After the People’s Bank of China depreciate the yuan by nearly 2% against the U.S. dollar, banks in Vietnam on August 11 devalued the local currency.
In the morning, Vietcombank bought the greenback at VND21,780 and sold it at VND21,840 but revised up the prices to VND21,795 and VND21,855 respectively in the afternoon.
Other banks also bought the dollar at higher prices. Techcombank bought and sold the dollar at VND21,810 and VND21,870 respectively while SCB and Eximbank quoted their dollar prices at VND21,800/VND21,860 and VND21,800/VND21,850.
Currently, banks are allowed to quote dollar prices in a range of VND21,456 and VND21,890.
A currency changer in HCMC’s District 1 bought and sold the dollar at VND21,920 and VND21,940, compared to VND21,870 and VND21,890 in previous days.
Ending the day, some banks made slight exchange rate adjustments.
Vietcombank lowered the dollar prices by VND10 to VND21,785/VND21,845 a dollar and Techcombank cut the prices to VND21,790/VND21,860. Meanwhile, Eximbank and SCB kept their exchange rates unchanged.
China’s central bank set its official guidance rate down nearly 2% to 6.2298 yuan per dollar, its lowest point in almost three years. The move came after a run of poor economic data in the world’s second largest economy.
At 10:00 a.m. on August 11, the yuan depreciated 2% against the greenback, at 6.3323 per U.S. dollar.
A deputy general director of a major bank said the State Bank of Vietnam had sold around US$1.3 billion to keep the foreign exchange market stable over the past month. The devaluation of yuan and other currencies in the region will pile pressure on Vietnam’s dong currency.
The Singaporean dollar has weakened 5% against the dollar, Korea’s won 6.42%, Thai’s baht 6.85%, and Malaysia’s ringgit 11.45%. However, the dong has been devalued by a combined 2% against the dollar this year.
Vietnam’s balance of payments reportedly ran a deficit of US$3.9 billion in January-July and this would impact the exchange rate, the banker said.

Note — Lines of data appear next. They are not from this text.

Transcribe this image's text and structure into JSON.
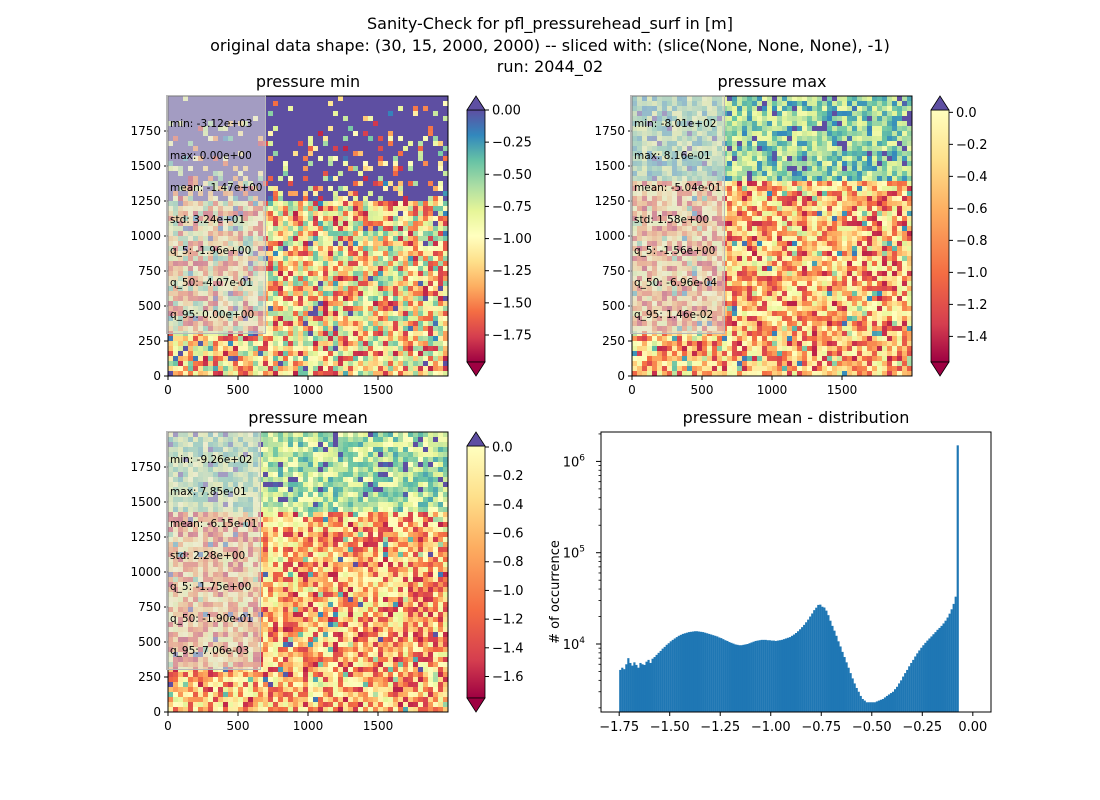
{
  "figure": {
    "title_line1": "Sanity-Check for pfl_pressurehead_surf in [m]",
    "title_line2": "original data shape: (30, 15, 2000, 2000) -- sliced with: (slice(None, None, None), -1)",
    "title_line3": "run: 2044_02"
  },
  "colormap": "Spectral",
  "over_color": "#5e4fa2",
  "under_color": "#9e0142",
  "panels": [
    {
      "title": "pressure min",
      "stats": [
        "min: -3.12e+03",
        "max: 0.00e+00",
        "mean: -1.47e+00",
        "std: 3.24e+01",
        "q_5: -1.96e+00",
        "q_50: -4.07e-01",
        "q_95: 0.00e+00"
      ],
      "xticks": [
        "0",
        "500",
        "1000",
        "1500"
      ],
      "yticks": [
        "0",
        "250",
        "500",
        "750",
        "1000",
        "1250",
        "1500",
        "1750"
      ],
      "cbar_ticks": [
        "0.00",
        "-0.25",
        "-0.50",
        "-0.75",
        "-1.00",
        "-1.25",
        "-1.50",
        "-1.75"
      ],
      "cbar_range": [
        -1.96,
        0.0
      ],
      "extend": "both"
    },
    {
      "title": "pressure max",
      "stats": [
        "min: -8.01e+02",
        "max: 8.16e-01",
        "mean: -5.04e-01",
        "std: 1.58e+00",
        "q_5: -1.56e+00",
        "q_50: -6.96e-04",
        "q_95: 1.46e-02"
      ],
      "xticks": [
        "0",
        "500",
        "1000",
        "1500"
      ],
      "yticks": [
        "0",
        "250",
        "500",
        "750",
        "1000",
        "1250",
        "1500",
        "1750"
      ],
      "cbar_ticks": [
        "0.0",
        "-0.2",
        "-0.4",
        "-0.6",
        "-0.8",
        "-1.0",
        "-1.2",
        "-1.4"
      ],
      "cbar_range": [
        -1.56,
        0.0146
      ],
      "extend": "both"
    },
    {
      "title": "pressure mean",
      "stats": [
        "min: -9.26e+02",
        "max: 7.85e-01",
        "mean: -6.15e-01",
        "std: 2.28e+00",
        "q_5: -1.75e+00",
        "q_50: -1.90e-01",
        "q_95: 7.06e-03"
      ],
      "xticks": [
        "0",
        "500",
        "1000",
        "1500"
      ],
      "yticks": [
        "0",
        "250",
        "500",
        "750",
        "1000",
        "1250",
        "1500",
        "1750"
      ],
      "cbar_ticks": [
        "0.0",
        "-0.2",
        "-0.4",
        "-0.6",
        "-0.8",
        "-1.0",
        "-1.2",
        "-1.4",
        "-1.6"
      ],
      "cbar_range": [
        -1.75,
        0.00706
      ],
      "extend": "both"
    }
  ],
  "chart_data": {
    "type": "bar",
    "title": "pressure mean - distribution",
    "xlabel": "",
    "ylabel": "# of occurrence",
    "yscale": "log",
    "xlim": [
      -1.84,
      0.09
    ],
    "ylim": [
      1800,
      2100000
    ],
    "xticks": [
      "-1.75",
      "-1.50",
      "-1.25",
      "-1.00",
      "-0.75",
      "-0.50",
      "-0.25",
      "0.00"
    ],
    "xtick_values": [
      -1.75,
      -1.5,
      -1.25,
      -1.0,
      -0.75,
      -0.5,
      -0.25,
      0.0
    ],
    "yticks": [
      "10",
      "10"
    ],
    "ytick_exponents": [
      "4",
      "5",
      "6"
    ],
    "ytick_values": [
      10000,
      100000,
      1000000
    ],
    "bar_color": "#1f77b4",
    "bin_width": 0.01,
    "bin_starts": [
      -1.75,
      -1.74,
      -1.73,
      -1.72,
      -1.71,
      -1.7,
      -1.69,
      -1.68,
      -1.67,
      -1.66,
      -1.65,
      -1.64,
      -1.63,
      -1.62,
      -1.61,
      -1.6,
      -1.59,
      -1.58,
      -1.57,
      -1.56,
      -1.55,
      -1.54,
      -1.53,
      -1.52,
      -1.51,
      -1.5,
      -1.49,
      -1.48,
      -1.47,
      -1.46,
      -1.45,
      -1.44,
      -1.43,
      -1.42,
      -1.41,
      -1.4,
      -1.39,
      -1.38,
      -1.37,
      -1.36,
      -1.35,
      -1.34,
      -1.33,
      -1.32,
      -1.31,
      -1.3,
      -1.29,
      -1.28,
      -1.27,
      -1.26,
      -1.25,
      -1.24,
      -1.23,
      -1.22,
      -1.21,
      -1.2,
      -1.19,
      -1.18,
      -1.17,
      -1.16,
      -1.15,
      -1.14,
      -1.13,
      -1.12,
      -1.11,
      -1.1,
      -1.09,
      -1.08,
      -1.07,
      -1.06,
      -1.05,
      -1.04,
      -1.03,
      -1.02,
      -1.01,
      -1.0,
      -0.99,
      -0.98,
      -0.97,
      -0.96,
      -0.95,
      -0.94,
      -0.93,
      -0.92,
      -0.91,
      -0.9,
      -0.89,
      -0.88,
      -0.87,
      -0.86,
      -0.85,
      -0.84,
      -0.83,
      -0.82,
      -0.81,
      -0.8,
      -0.79,
      -0.78,
      -0.77,
      -0.76,
      -0.75,
      -0.74,
      -0.73,
      -0.72,
      -0.71,
      -0.7,
      -0.69,
      -0.68,
      -0.67,
      -0.66,
      -0.65,
      -0.64,
      -0.63,
      -0.62,
      -0.61,
      -0.6,
      -0.59,
      -0.58,
      -0.57,
      -0.56,
      -0.55,
      -0.54,
      -0.53,
      -0.52,
      -0.51,
      -0.5,
      -0.49,
      -0.48,
      -0.47,
      -0.46,
      -0.45,
      -0.44,
      -0.43,
      -0.42,
      -0.41,
      -0.4,
      -0.39,
      -0.38,
      -0.37,
      -0.36,
      -0.35,
      -0.34,
      -0.33,
      -0.32,
      -0.31,
      -0.3,
      -0.29,
      -0.28,
      -0.27,
      -0.26,
      -0.25,
      -0.24,
      -0.23,
      -0.22,
      -0.21,
      -0.2,
      -0.19,
      -0.18,
      -0.17,
      -0.16,
      -0.15,
      -0.14,
      -0.13,
      -0.12,
      -0.11,
      -0.1,
      -0.09,
      -0.08,
      -0.07,
      -0.06,
      -0.05,
      -0.04,
      -0.03,
      -0.02,
      -0.01,
      0.0
    ],
    "counts": [
      5200,
      5500,
      5300,
      6000,
      7000,
      6200,
      5800,
      6300,
      5900,
      5500,
      6200,
      6000,
      5900,
      6400,
      6700,
      6200,
      6900,
      7200,
      7600,
      8000,
      8400,
      8900,
      9300,
      9800,
      10200,
      10700,
      11100,
      11500,
      11900,
      12300,
      12600,
      12900,
      13100,
      13300,
      13500,
      13600,
      13700,
      13800,
      13800,
      13700,
      13600,
      13500,
      13300,
      13100,
      12900,
      12700,
      12500,
      12300,
      12100,
      11800,
      11600,
      11300,
      11000,
      10800,
      10500,
      10300,
      10100,
      9900,
      9800,
      9700,
      9700,
      9800,
      9900,
      10000,
      10200,
      10400,
      10600,
      10800,
      10900,
      11000,
      11100,
      11100,
      11100,
      11000,
      11000,
      10900,
      10900,
      10800,
      10900,
      11000,
      11100,
      11300,
      11500,
      11700,
      11900,
      12300,
      12700,
      13200,
      13800,
      14500,
      15300,
      16200,
      17300,
      18500,
      20000,
      21600,
      23500,
      25000,
      26800,
      27000,
      25600,
      25100,
      23200,
      20700,
      18000,
      15800,
      14000,
      12300,
      10700,
      9400,
      8200,
      7200,
      6300,
      5500,
      4800,
      4200,
      3700,
      3300,
      3000,
      2700,
      2500,
      2400,
      2300,
      2300,
      2300,
      2300,
      2300,
      2350,
      2400,
      2450,
      2500,
      2600,
      2700,
      2800,
      2900,
      3000,
      3200,
      3400,
      3700,
      4000,
      4400,
      4800,
      5200,
      5700,
      6200,
      6700,
      7300,
      7900,
      8500,
      9100,
      9700,
      10300,
      10900,
      11500,
      12100,
      12800,
      13500,
      14300,
      15000,
      15800,
      16800,
      18000,
      19500,
      21500,
      24000,
      27500,
      33000,
      1500000
    ]
  }
}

Other bankers suggested the central bank consider devaluating the dong further or raising the trading band of the inter-bank rate to 1.5-2% instead of 1% like now.

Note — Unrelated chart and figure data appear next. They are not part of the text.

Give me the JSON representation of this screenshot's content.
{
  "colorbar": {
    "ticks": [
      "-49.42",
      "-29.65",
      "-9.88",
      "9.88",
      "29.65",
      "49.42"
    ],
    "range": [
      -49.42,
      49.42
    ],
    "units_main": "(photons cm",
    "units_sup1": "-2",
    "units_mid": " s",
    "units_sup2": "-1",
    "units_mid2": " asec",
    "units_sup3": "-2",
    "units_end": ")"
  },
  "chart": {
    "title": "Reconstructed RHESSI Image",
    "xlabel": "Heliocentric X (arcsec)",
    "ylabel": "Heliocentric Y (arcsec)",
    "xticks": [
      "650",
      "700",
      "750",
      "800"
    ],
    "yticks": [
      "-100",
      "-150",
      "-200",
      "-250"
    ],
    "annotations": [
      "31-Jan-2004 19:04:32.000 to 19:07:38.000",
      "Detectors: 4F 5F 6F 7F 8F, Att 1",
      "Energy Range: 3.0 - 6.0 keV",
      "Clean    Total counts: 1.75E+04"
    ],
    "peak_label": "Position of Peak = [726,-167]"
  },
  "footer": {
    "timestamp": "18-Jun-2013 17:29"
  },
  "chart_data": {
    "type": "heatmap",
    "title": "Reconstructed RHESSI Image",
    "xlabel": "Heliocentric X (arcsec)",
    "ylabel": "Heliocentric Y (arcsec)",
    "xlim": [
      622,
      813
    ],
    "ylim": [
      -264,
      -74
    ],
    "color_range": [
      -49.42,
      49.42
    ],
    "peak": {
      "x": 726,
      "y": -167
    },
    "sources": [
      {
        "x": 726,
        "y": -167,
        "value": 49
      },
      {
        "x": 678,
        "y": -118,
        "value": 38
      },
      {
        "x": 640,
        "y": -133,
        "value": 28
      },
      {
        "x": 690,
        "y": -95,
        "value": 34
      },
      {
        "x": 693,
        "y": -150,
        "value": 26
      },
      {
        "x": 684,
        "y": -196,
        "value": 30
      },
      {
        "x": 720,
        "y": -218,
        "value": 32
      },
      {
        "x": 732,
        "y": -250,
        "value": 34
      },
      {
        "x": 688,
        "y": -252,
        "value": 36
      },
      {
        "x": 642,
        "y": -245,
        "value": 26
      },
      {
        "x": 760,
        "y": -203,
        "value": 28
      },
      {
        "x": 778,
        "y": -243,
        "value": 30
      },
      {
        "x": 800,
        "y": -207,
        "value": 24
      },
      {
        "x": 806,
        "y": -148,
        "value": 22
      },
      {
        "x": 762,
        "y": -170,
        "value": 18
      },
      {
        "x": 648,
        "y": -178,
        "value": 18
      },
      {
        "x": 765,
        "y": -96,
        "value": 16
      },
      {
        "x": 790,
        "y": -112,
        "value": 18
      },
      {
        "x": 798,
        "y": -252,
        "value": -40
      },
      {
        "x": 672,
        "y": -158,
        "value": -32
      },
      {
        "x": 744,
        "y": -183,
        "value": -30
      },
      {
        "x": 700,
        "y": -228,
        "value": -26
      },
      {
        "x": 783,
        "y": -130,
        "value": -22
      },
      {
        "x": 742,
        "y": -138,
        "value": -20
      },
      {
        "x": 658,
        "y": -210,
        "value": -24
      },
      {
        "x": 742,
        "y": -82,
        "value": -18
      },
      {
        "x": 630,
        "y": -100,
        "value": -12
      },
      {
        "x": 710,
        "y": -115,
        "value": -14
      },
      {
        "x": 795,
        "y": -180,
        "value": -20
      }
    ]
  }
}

Commenting on China’s yuan devaluation, Benny Cheung, head of markets at HSBC Vietnam Bank, told the Daily via email that the market is generally on risk off mode after the yuan depreciation and funds withdrawn from regional currencies such as the Australian dollar, Korean won and Singaporean dollar.
“We see the dong opened softer this morning, too and was up by about 20 basis points from on August 11 close (spot at around VND21,835), but impact on the domestic currency is much less compared to other regional currencies,” Cheung said on August 11.

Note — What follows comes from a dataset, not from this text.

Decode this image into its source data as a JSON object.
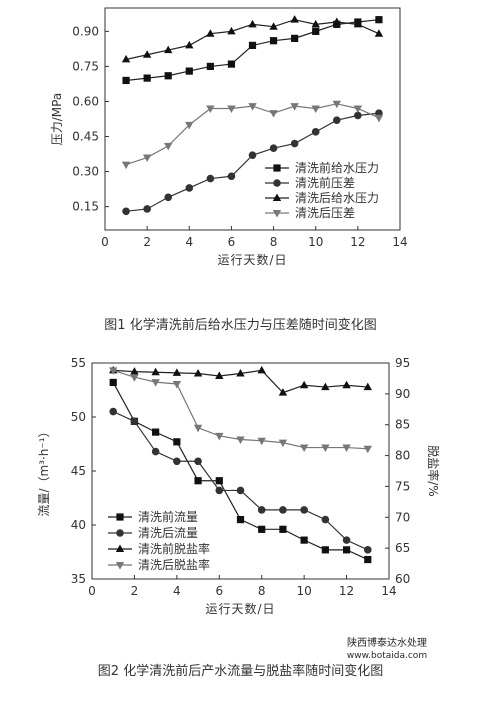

While certain Vietnam products may face increasing price competition on the back of regional currencies’ depreciation, there are still a lot of medium-term structural cost benefits for Vietnam goods such as sufficient labor force, low labor cost, government policies and free trade pacts. This is supported by promising export growth figures in Vietnam since early this year compared to negative export growth in China.
Companies should focus on the longer-term outlook when they plan business and investment, considering factors such as infrastructure, labor, policies and stability, Cheung said.